Do problems make us drink? Or does drink become a problem and cause further problems? Would making our other life problems managable help our addictions? Do we attack the addictions first or the mental health problems. Usually if one is being treated for mental illness in a hospital either voluntarily or in forced coerced confinment one is sober. So perhaps there is always some initial period of sobreity needed on the raod to recovery.


I read the paper by Warhol, Robyn R. The Rhetoric of Addiction: From Victorian Novels to AA in Brodie, Janet Farrel & Redfield, Marc. High Anxieties: Cultural Studies in Addiction (Berkeley, CA: University of California Press, 2002). This is interesting for its comparisom of novels with the literature of AA. Her point is that culture is how everyone understands the alcoholic and that this understanding has been around before AA in the form of Victorian novels.

Yesterday I tried to read Weinstone, Ann.

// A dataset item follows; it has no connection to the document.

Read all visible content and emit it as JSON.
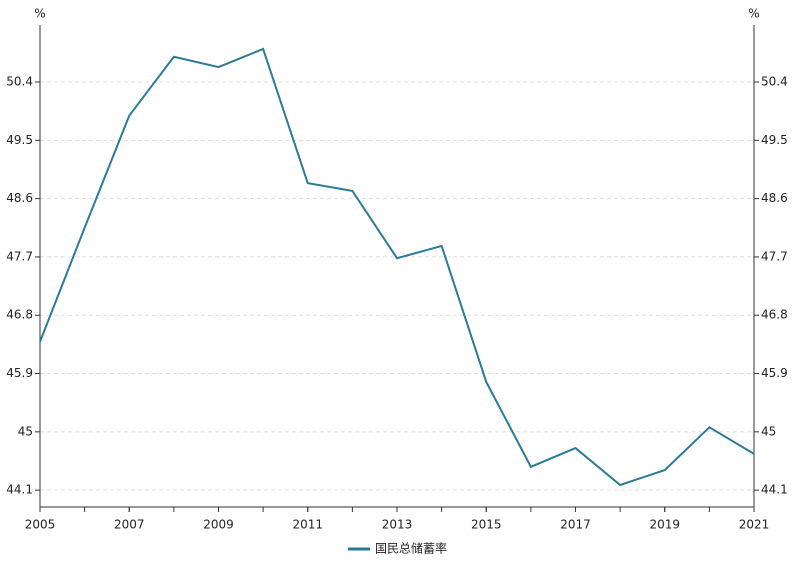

Welcome to the Pharmacy: Addiction, Transcendence, and Virtual Reality in Brodie, Janet Farrel & Redfield, Marc. High Anxieties: Cultural Studies in Addiction (Berkeley, CA: University of California Press, 2002). This was confusing and rather too abstract, and the closeness to and addiction to Code was hypothetical at best. Although this paper introduced a collection of science fiction novels that I have access to and these novels all have apparently the idea of addiction to cyberspace within them. I have my own doubts that cyberspace addiction is a real addiction. It seems to me that excessive use of computers is not harmful and is in fact productive. True not all computer use is beneficial or legal but to say that this means computers are addictive for an individual is I think in the end a mistake.

I also read a few nigths ago as the first paper in this book Keane, Helen Smoking, Addiction, and the Making of Time in Brodie, Janet Farrel & Redfield, Marc. High Anxieties: Cultural Studies in Addiction (Berkeley, CA: University of California Press, 2002). This is almost the same paper as in her book that I read this past winter and fall 2003. She does question the labelling of addictions as bad. She also says that there is very little admission of smoking as pleasurable in modern discourse. It would seem that admission should be equal and truth seeking. That is both sides of a moral argument should be given to admission of the facts. So that while some may be allowed to say in this instance that smoking is harmful to the health, others must be allowed to say that smoking is fun, cool and pleasurable. But the post-modern world as it is directed by the moral right seems to be not seeking the truth but instead weighted to quick implusive judgements of wrongful behaviour.